The 2022 collision of an MSC containership and a small fishing trawler was due to the fishing vessel’s watch officer attempting to do maintenance on the navigation system while underway which caused the trawler to veer off course and collide with the containership. The National Transportation Safety Board points out the failures of the crew of the trawler Tremont which also included improper use of the VHF radio to communicate the emergency that resulted in the loss of the fishing vessel and an estimated $6.25 million in damages, but thankfully the crew of the vessel was all rescued without serious injury.
“In this collision, maintenance of a gyrocompass was being conducted while the vessel was underway with its autopilot—which was receiving heading information from the gyrocompass—engaged,” the report said. “Before beginning work, mariners should identify hazards associated with working on one piece of equipment that may affect another, such as sensors feeding information to other equipment, and manage those risks to avoid unsafe conditions.”
The 115-foot trawler had a crew of 12 plus the captain and mate’s 2-year-old child aboard as a passenger when it left New Bedford, Massachusetts on October 7, 2022, for squid fishing off the U.S. East Coast. The crew told the NTSB about four or five days into the 20-day trip “the vessel’s gyrocompass became ‘kind of sporadic,’” but since the error was last than 10 degrees the captain and mate, “determined it ‘was something we could live with,’” and so they continued to operate along the East Coast. They also knew that the vessel’s AIS was not fully functioning and while it was transmitting it was not displaying on the trawler.
On the evening of October 27 after retrieving their fishing gear the trawler was sailing at 7 knots using the autopilot along the coast of the Delmarva Peninsula off Virginia.
The MSC Rita (105,000 dwt Panama register containership) was making 14 knots northbound about 55 miles east of Chincoteague, Virginia. It was loaded with 8,085 TEU with a crew of 22 aboard. The officer of the watch and lookout on the containership observed the trawler and adjusted course after the captain ordered at least a one-mile distance between the two vessels.
The mate on the Tremont later told the NTSB, “I started having issues with my gyrocompass and I was attempting to straighten it out,” shortly before the collision. However, he had the autopilot engaged which was adjusting the rudder based on information from the gyrocompass. After passing the MSC Rita, the Tremont suddenly turned back. The containership crew sounded their whistle and attempted to evade the trawler but the fishing vessel kept coming and struck the containership about 200 feet aft of the bow.
Initially, the trawler told the containership that it was all right and the containership continued after the collision. The crew on the fishing vessel however then determined that the bow was “all stove in” and while being assembled and responding to the emergency, the captain made a Mayday call.

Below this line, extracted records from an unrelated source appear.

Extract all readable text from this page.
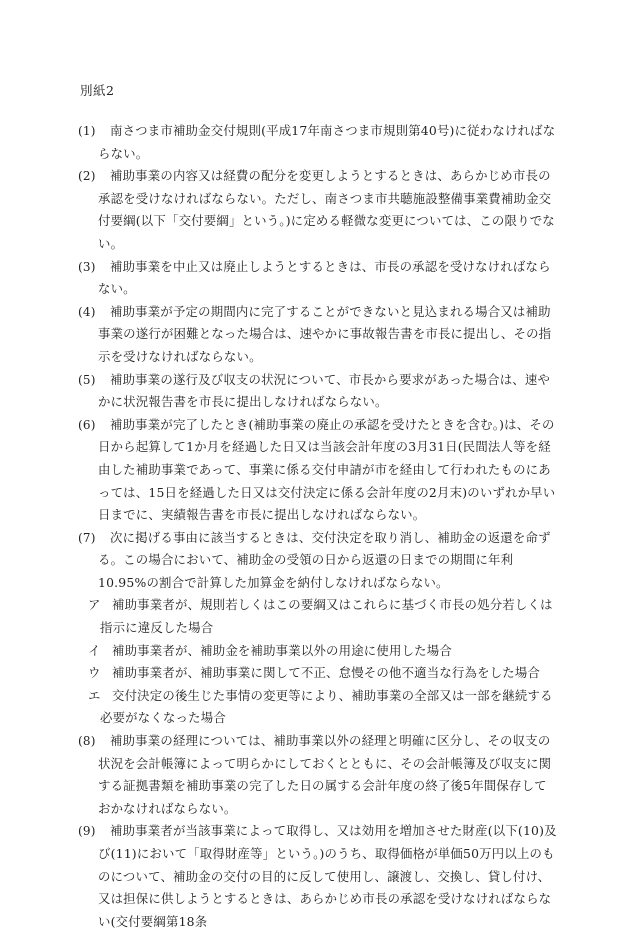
別紙2
(1)	南さつま市補助金交付規則(平成17年南さつま市規則第40号)に従わなければならない。
(2)	補助事業の内容又は経費の配分を変更しようとするときは、あらかじめ市長の承認を受けなければならない。ただし、南さつま市共聴施設整備事業費補助金交付要綱(以下「交付要綱」という。)に定める軽微な変更については、この限りでない。
(3)	補助事業を中止又は廃止しようとするときは、市長の承認を受けなければならない。
(4)	補助事業が予定の期間内に完了することができないと見込まれる場合又は補助事業の遂行が困難となった場合は、速やかに事故報告書を市長に提出し、その指示を受けなければならない。
(5)	補助事業の遂行及び収支の状況について、市長から要求があった場合は、速やかに状況報告書を市長に提出しなければならない。
(6)	補助事業が完了したとき(補助事業の廃止の承認を受けたときを含む。)は、その日から起算して1か月を経過した日又は当該会計年度の3月31日(民間法人等を経由した補助事業であって、事業に係る交付申請が市を経由して行われたものにあっては、15日を経過した日又は交付決定に係る会計年度の2月末)のいずれか早い日までに、実績報告書を市長に提出しなければならない。
(7)	次に掲げる事由に該当するときは、交付決定を取り消し、補助金の返還を命ずる。この場合において、補助金の受領の日から返還の日までの期間に年利10.95%の割合で計算した加算金を納付しなければならない。
ア 補助事業者が、規則若しくはこの要綱又はこれらに基づく市長の処分若しくは指示に違反した場合
イ 補助事業者が、補助金を補助事業以外の用途に使用した場合
ウ 補助事業者が、補助事業に関して不正、怠慢その他不適当な行為をした場合
エ 交付決定の後生じた事情の変更等により、補助事業の全部又は一部を継続する必要がなくなった場合
(8)	補助事業の経理については、補助事業以外の経理と明確に区分し、その収支の状況を会計帳簿によって明らかにしておくとともに、その会計帳簿及び収支に関する証拠書類を補助事業の完了した日の属する会計年度の終了後5年間保存しておかなければならない。
(9)	補助事業者が当該事業によって取得し、又は効用を増加させた財産(以下(10)及び(11)において「取得財産等」という。)のうち、取得価格が単価50万円以上のものについて、補助金の交付の目的に反して使用し、譲渡し、交換し、貸し付け、又は担保に供しようとするときは、あらかじめ市長の承認を受けなければならない(交付要綱第18条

Another nearby fishing vessel and a research ship heard the call as did the containership which all went to its aid. Unfortunately, the fishing vessel was too far away from the US Coast Guard, which only heard the word “mayday” and the vessel’s name.
The fishing boat captain then used the satellite phone to call the emergency services on 911, which was routed to the USCG. The Coast Guard dispatched an airplane, helicopter, motor lifeboat, and a cutter, but by this point, the USCG plane reported the fishing boat was listing and down at the bow.
The crew in their immersion suits got into the liferaft, but the liferaft’s sea painter was entangled with the vessel’s rope ladder. The fishing boat’s mate stayed aboard to release the liferaft, which was towed to safety. The mate, however, was washed overboard and had to be saved by a USCG rescue swimmer.
The Tremont was lost with a value of $4 million plus $750,000 worth of catch. The MSC Rita suffered $1.5 million in damage, including buckled sideshell plating, disoriented framing, and a small hole in its shell plating.
The NTSB in its report points out the mistake of attempting to adjust the gyrocompass while underway and with the autopilot engaged. They determined the mate was also distracted while he was troubleshooting the system and was not maintaining a proper lookout.
Further, they highlight that modern VHF radios are equipped with digital selecting calling. The captain should have pushed and held the red distress button which would have transmitted the position and nature of the emergency until the call was acknowledged instead of using the satellite to call the shoreside emergency services.